Why oldsports?

Neil_self_portraitWith the Olympic Games starting today, I thought that this offered an excellent opportunity for some ambush marketing for my so far silent website, OldSports.com. Seemingly the use of the words ‘Olympic’ and ‘Games’ in any context except for marketing hamburgers and soda is a felony.

Much as I enjoy sitting in front of the TV watching others leap, run and pedal, there is something wrong with a sporting paradigm that has many older unfit individuals watching a super-fit few.

The situation at the other end of the age spectrum is problematical too as as the number of people participating in sport has an inverse relationship with age. Clubs take in youngsters and seek to identify champions rather than prepare for lifelong participation. When the youngster fails to reach the Wimbledon final or whatever the objective was, disillusion sets in. This may coincide with an adolescent desire to do other stuff, like watch TV, or not wash for a week, and sport is forgotten.

In middle age, many folks just drift away from sports, and engage in less and less physical activity of any sort (well almost). And of course, as you lose fitness, you can only do less and less. It is a vicious circle.

A recent report in The Lancet described the ‘pandemic of physical inactivity’ as the ‘fourth leading’ cause of death worldwide. Well you may say that the ‘fourth leading’ cause of death is probably not worth worrying about and I would agree. But there is a much better reason to get fit and that is the effect it has on one’s well being.

I used to suffer from depression. But not since I took up running about thirty years ago. Every now and then I still feel the blues creeping back. But I now have a solution. I put my shorts on, get out for an hour or so and the endorphins do the rest.

In that one’s mental well being is pretty important to one’s professional life, sport helps one at work too. I like to think that at least some of the increased blood flow is getting to the brain and staving off age-related doltishness! Ten hour trips on the plane become almost bearable. And you get less niggling complaints like colds and flu. These may be replaced by the odd bout of tendinitis or other aches and pains. My take on such ailments is that they are too often taken as a pretext to quit. The medical profession does not always help here. Some doctors seem to think that older folks should avoid ‘too strenuous’ activity.

One of the reasons that I have not yet done anything about OldSports.com is that blogging about one’s life, sporting or otherwise is awful close to boasting. Well the internet is full of bloggers ‘boasting’ about what they have done and I though that it was time that I joined them.

So here goes. I run something like 2,000 km per year and bike about the same. This year I turned in a sluggish 4:42 for the Paris Marathon.
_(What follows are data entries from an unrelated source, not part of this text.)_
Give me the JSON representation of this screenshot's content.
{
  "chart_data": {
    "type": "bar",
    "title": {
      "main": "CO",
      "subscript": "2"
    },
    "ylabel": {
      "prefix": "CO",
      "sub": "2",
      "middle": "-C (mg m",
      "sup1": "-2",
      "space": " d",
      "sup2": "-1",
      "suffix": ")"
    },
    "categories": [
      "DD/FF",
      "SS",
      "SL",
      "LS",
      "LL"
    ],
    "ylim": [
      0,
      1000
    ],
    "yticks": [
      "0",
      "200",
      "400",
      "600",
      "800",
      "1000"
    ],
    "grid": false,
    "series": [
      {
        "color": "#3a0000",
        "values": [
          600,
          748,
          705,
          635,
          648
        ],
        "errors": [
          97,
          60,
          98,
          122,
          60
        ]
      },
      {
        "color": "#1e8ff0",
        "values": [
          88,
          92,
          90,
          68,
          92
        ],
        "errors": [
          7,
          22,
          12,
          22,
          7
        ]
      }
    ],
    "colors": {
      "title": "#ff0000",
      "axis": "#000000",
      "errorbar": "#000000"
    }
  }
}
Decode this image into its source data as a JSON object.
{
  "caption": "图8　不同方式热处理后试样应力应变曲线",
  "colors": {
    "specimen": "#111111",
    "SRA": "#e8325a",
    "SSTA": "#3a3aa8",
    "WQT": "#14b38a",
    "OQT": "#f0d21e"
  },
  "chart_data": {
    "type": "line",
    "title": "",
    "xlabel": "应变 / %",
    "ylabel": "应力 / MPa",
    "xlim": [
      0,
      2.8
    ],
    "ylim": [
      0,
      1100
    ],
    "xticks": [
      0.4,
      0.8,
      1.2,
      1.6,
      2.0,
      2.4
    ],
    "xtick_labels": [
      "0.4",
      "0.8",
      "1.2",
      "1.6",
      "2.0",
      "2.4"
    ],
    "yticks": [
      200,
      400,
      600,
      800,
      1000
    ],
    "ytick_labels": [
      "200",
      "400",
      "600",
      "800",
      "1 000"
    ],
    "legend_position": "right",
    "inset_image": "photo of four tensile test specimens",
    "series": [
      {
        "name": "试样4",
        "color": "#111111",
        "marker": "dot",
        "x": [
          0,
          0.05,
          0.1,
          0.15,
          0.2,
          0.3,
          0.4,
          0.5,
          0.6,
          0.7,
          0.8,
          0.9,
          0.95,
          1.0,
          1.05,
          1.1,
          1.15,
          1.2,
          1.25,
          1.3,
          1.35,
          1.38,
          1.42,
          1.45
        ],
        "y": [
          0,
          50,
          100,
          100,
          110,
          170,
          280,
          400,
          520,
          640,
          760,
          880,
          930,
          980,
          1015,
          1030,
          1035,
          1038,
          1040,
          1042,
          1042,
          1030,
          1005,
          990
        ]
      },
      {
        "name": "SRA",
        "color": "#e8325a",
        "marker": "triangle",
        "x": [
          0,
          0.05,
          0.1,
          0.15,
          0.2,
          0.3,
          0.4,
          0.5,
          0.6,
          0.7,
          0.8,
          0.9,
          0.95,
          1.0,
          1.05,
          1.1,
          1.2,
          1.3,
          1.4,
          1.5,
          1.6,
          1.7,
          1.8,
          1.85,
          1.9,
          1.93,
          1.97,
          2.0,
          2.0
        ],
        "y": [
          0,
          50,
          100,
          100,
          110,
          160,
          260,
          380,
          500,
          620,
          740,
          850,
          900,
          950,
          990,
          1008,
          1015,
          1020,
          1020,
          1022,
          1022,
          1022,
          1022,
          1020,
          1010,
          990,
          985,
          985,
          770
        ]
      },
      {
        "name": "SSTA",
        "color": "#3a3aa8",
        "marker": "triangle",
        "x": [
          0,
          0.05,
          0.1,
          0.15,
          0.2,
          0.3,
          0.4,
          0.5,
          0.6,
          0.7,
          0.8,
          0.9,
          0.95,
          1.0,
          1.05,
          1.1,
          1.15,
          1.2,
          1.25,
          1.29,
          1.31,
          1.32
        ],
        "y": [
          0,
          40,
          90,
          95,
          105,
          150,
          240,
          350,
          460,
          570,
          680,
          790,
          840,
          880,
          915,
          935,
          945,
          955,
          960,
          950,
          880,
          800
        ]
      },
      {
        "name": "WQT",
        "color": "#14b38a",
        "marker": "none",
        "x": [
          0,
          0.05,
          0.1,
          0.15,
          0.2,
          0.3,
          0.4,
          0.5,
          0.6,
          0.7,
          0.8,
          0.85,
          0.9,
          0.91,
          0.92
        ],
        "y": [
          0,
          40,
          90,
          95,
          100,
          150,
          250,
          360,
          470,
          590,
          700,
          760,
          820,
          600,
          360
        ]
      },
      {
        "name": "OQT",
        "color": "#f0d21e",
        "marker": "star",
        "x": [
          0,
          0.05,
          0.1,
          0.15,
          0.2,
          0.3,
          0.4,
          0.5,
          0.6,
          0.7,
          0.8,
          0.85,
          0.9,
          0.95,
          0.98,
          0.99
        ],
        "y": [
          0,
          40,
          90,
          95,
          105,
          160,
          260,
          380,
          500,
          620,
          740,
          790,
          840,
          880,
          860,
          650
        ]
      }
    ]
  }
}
I also completed my seventh ‘Etape du Tour,’ a popular bike race where around 6,000 cyclists ride one of the harder stages of the Tour de France. This year it was from Albertville to La Toussuire—a ‘short’ stage (150km) but with a lot of climbing (4750 meters). I finished 4301st out of the 4422 qualifiers. You can watch me finish in style here. But 2010 was my greatest underachievement when I came in last — 6888th out of a field of 6888. I was one of only two people referred to in the report in L’Equipe, the French national sports newspaper (OK, they did name the winner while I was just ‘the guy who came last’ but what the heck.)

So what is all this boasting about coming last and running slow? Well in a way that is the whole point. It’s better to be out there coming in last rather than being inside watching someone else come first isn’t it?